When using POST, you get the transaction stub from the headers in the OPTIONS request response, the transaction name from the SVN-Txn-Name header in the response to the POST, and execute a PROPPATCH against the $transaction_stub/$transaction_name URL.
Probably the best ways to figure all this out is to setup a Subversion server and do some commits while running Subversion through a debugging proxy server such as Charles.
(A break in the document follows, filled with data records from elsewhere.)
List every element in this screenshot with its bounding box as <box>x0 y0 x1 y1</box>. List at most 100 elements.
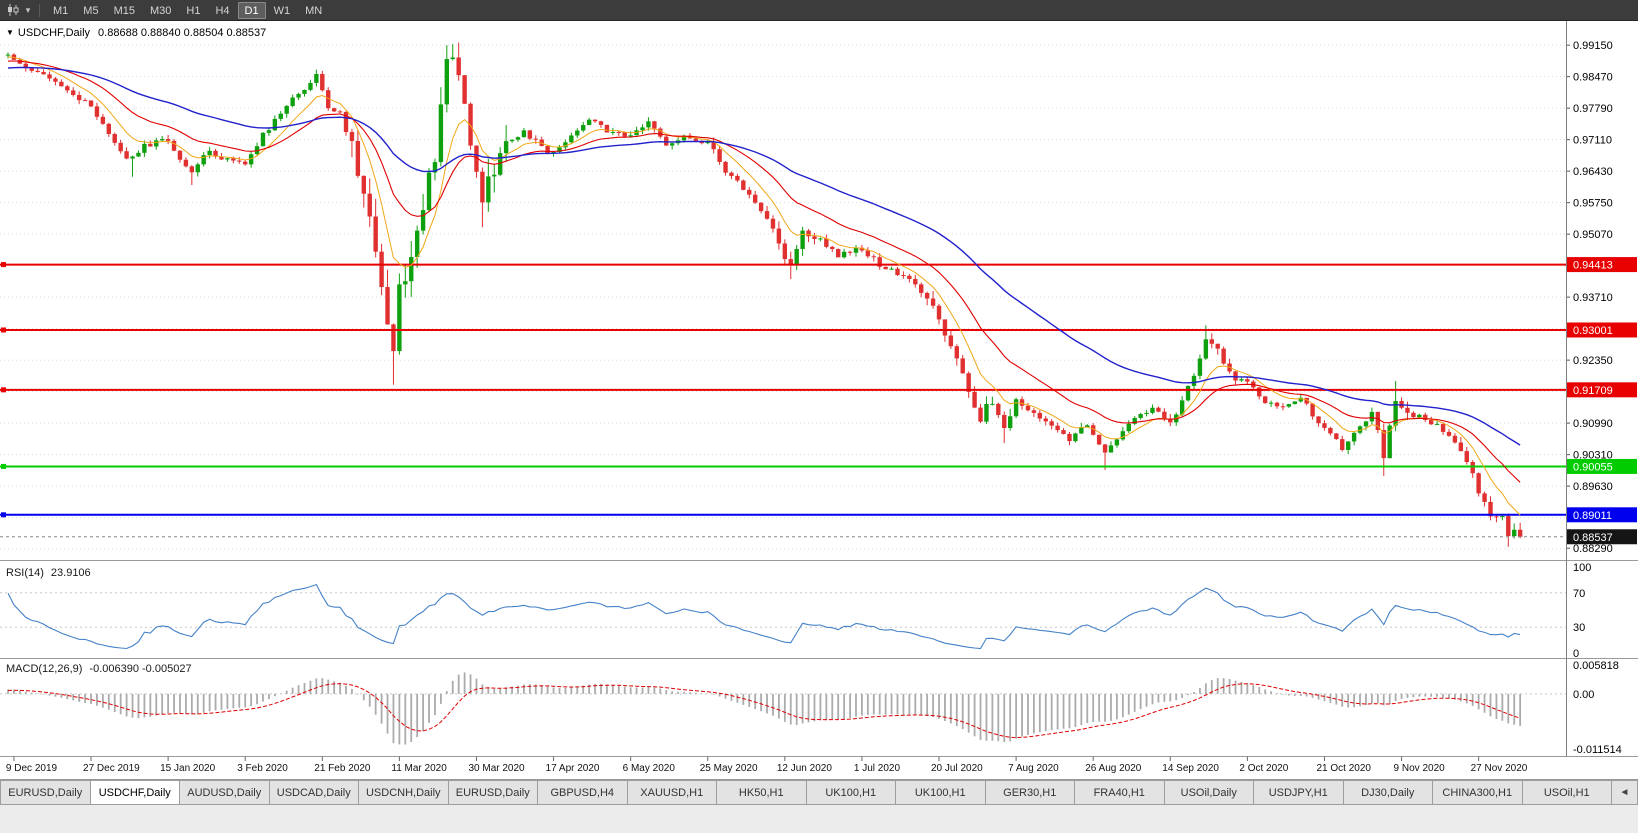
candlestick-series <box>5 42 1523 547</box>
chart-tabs: EURUSD,Daily USDCHF,Daily AUDUSD,Daily USDC… <box>0 779 1638 805</box>
svg-text:0.94413: 0.94413 <box>1573 260 1613 272</box>
chart-type-dropdown-icon[interactable]: ▾ <box>25 4 31 15</box>
chart-tab-usoil-daily[interactable]: USOil,Daily <box>1164 780 1254 805</box>
chart-tab-hk50-h1[interactable]: HK50,H1 <box>717 780 807 805</box>
one-click-trading-icon[interactable]: ▼ <box>6 28 14 37</box>
svg-text:100: 100 <box>1573 562 1591 574</box>
toolbar: ▾ M1 M5 M15 M30 H1 H4 D1 W1 MN <box>0 0 1638 21</box>
chart-tab-dj30-daily[interactable]: DJ30,Daily <box>1343 780 1433 805</box>
svg-text:0.88537: 0.88537 <box>1573 532 1613 544</box>
chart-tab-xauusd-h1[interactable]: XAUUSD,H1 <box>627 780 717 805</box>
chart-tab-uk100-h1[interactable]: UK100,H1 <box>806 780 896 805</box>
svg-text:70: 70 <box>1573 588 1585 600</box>
chart-tab-eurusd-daily[interactable]: EURUSD,Daily <box>0 780 91 805</box>
chart-tab-usdcnh-daily[interactable]: USDCNH,Daily <box>359 780 449 805</box>
status-strip <box>0 805 1638 833</box>
svg-text:0: 0 <box>1573 648 1579 660</box>
svg-text:0.99150: 0.99150 <box>1573 40 1613 52</box>
timeframe-button-m1[interactable]: M1 <box>53 4 69 17</box>
svg-text:0.97110: 0.97110 <box>1573 135 1612 147</box>
chart-area[interactable]: 0.99150 0.98470 0.97790 0.97110 0.96430 0.957… <box>0 21 1638 779</box>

You can force the traffic through the proxy on the svn command line with these options --config-option servers:global:http-proxy-port=8888 --config-option servers:global:http-proxy-host=127.0.0.1. If you want to see the old protocol you can include SVNAdvertiseV2Protocol off in your http configuration.
In order to support the broadest range of Subversion servers you need to implement the HTTPv1 protocol, which has more round trips and is more difficult to implement. If you want to only implement HTTPv2 you'll be limited to supporting Subversion servers newer than 1.7. In order to use HTTPv2 with maximum compatibility you'll have to detect the presence from the OPTIONS response.
As you can see it gets rather complicated so it's really not worth trying to write your own client if all you want to do is implement some basic functionality.
So you are trying to do a SVN commit using WebDAV via the SVNAutoversioning on directive?
http://svnbook.red-bean.com/en/1.7/svn.webdav.autoversioning.html
AFAIK, the spec does not allow you to provide a commit message and the server will always create one for you. Perhaps you want to look at the SVNKit library if you are trying to create SVN transactions via Java.